David resented this arrangement. He had met Tony and Betty on only one other occasion besides the dinner nearly a year before at Fred’s—the night he had first met Patty. A few months later they had gone to a startlingly fancy brunch at Tony’s and Betty’s. That event, with its nakedly business-oriented guest list, the professionally tended bar, the rented coat racks, the fancy dishware, and the elaborate menu, convinced David it was appropriate for someone his age to invite his bosses to dinner. David, secretly, was irritated that Patty would never dream of entertaining on that scale (David didn’t consider the possibility that Tony might have made the arrangements), thus forcing him to settle for an uncatered, relatively intimate dinner. At Tony’s party he had counted at least thirty people in show business, all of whom, David assumed, were important contacts for Tony, relationships Tony needed to succeed. David wouldn’t have minded having Rounder and Chico over, along with the other Marx Brothers and the important editors he knew from
Business Week,
the
Wall Street Journal,
the New York
Times,
and so on, to make the point to the Marx Brothers that David was the sort of person whom they needed to woo, if they wanted to hang on to him.
At first David had been put off by the prospect of including Tony and Betty at his dinner.
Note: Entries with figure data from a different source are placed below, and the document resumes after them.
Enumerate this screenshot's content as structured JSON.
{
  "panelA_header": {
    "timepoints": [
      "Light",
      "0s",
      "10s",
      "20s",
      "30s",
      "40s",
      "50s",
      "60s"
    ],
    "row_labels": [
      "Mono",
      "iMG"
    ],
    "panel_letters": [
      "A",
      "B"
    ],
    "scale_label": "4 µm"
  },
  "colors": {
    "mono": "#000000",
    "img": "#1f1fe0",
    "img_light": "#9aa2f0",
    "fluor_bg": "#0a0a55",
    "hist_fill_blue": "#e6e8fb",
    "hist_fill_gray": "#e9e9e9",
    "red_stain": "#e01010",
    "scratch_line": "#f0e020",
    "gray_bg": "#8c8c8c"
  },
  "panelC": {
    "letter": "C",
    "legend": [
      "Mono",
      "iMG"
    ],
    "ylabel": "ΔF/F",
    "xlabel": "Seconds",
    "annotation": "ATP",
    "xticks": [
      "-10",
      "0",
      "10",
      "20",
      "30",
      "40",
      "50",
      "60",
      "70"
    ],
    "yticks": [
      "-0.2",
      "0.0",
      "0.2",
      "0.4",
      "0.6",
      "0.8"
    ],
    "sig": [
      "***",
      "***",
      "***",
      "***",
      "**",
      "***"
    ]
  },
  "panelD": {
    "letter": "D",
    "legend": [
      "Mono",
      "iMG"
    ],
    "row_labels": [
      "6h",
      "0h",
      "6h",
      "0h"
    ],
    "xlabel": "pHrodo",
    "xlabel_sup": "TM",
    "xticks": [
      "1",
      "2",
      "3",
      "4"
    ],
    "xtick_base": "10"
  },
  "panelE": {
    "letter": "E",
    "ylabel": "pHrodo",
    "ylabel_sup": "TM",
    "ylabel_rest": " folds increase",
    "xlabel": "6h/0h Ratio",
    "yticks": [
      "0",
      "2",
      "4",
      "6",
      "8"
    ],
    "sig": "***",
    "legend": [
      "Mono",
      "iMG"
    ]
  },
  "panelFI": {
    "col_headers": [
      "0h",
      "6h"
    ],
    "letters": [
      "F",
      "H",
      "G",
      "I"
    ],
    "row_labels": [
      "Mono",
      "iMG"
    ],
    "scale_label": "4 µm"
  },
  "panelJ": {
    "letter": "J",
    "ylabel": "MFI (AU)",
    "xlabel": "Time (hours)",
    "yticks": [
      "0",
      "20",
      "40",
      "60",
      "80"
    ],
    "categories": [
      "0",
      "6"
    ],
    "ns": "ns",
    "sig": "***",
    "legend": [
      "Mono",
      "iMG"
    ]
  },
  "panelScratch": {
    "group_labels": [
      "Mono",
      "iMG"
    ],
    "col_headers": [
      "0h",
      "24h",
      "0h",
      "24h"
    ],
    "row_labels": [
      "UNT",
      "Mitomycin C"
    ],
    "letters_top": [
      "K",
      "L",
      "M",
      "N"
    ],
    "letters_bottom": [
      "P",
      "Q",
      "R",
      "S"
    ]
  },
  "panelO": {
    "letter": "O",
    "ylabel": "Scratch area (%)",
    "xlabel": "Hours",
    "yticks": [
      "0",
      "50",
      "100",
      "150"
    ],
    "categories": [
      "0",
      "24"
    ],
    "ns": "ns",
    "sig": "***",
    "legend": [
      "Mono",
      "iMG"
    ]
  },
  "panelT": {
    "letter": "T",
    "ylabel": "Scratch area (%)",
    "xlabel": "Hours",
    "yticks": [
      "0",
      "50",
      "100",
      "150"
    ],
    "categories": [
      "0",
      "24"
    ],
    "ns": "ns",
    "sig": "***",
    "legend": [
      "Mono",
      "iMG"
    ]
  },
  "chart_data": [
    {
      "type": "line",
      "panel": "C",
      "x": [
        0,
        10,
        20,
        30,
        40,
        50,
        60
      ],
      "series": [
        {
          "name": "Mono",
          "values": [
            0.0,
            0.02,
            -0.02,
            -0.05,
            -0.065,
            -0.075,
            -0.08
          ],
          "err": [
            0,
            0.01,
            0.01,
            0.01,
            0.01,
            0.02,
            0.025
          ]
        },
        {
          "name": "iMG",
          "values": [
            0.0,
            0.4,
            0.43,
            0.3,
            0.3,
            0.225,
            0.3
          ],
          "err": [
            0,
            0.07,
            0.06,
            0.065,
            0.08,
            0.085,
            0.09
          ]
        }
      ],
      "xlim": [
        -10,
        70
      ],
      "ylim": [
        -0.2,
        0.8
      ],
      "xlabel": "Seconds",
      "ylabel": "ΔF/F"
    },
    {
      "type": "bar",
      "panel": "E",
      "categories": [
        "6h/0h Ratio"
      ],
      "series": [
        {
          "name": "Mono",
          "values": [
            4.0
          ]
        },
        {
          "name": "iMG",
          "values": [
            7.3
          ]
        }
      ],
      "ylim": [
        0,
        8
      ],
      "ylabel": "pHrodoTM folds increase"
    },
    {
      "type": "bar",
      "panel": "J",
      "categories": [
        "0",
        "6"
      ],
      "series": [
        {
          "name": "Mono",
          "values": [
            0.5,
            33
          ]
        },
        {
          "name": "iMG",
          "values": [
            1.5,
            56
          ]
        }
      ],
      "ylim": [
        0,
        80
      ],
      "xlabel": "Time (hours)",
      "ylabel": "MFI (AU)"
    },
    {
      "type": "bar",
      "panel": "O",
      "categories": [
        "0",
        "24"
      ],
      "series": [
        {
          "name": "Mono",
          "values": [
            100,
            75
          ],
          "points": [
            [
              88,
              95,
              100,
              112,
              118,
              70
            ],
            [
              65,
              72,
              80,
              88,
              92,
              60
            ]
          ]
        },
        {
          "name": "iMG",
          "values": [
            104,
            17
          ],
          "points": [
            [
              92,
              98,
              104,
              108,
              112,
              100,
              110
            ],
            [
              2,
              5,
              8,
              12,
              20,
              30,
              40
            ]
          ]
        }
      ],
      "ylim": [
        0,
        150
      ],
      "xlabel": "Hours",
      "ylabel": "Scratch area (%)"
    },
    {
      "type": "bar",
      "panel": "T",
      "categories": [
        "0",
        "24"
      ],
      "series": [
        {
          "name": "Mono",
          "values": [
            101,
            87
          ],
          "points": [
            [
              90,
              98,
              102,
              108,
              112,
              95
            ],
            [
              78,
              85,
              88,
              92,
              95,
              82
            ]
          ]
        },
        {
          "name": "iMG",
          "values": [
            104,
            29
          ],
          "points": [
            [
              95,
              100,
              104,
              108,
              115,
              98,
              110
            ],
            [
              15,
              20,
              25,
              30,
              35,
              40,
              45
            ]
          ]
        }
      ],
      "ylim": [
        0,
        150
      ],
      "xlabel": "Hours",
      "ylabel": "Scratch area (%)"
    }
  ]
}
Although David thought Tony was an impressive figure, he knew that Rounder and Chico were so neglectful of culture they wouldn’t care about Tony until he had six Broadway hits. However, when David learned Tony would have to leave early, he worried whether it would seem like a slight to Rounder and Chico, as if David couldn’t hold the attention of even minor playwrights. Who the fuck cares? David told himself as he laid down the last spoon. I hope to become Nation senior editor, not edit the culture pages.
Tony and Betty arrived first, half an hour early, bringing an expensive bottle of wine and expressing disarming apologies. “God, I’m sorry about this!” Tony exclaimed while shaking David’s hand. “I know it must seem strange. But I haven’t seen my father in almost two years. Last two times I was in LA, I didn’t give him proper notice and ended up missing him entirely.”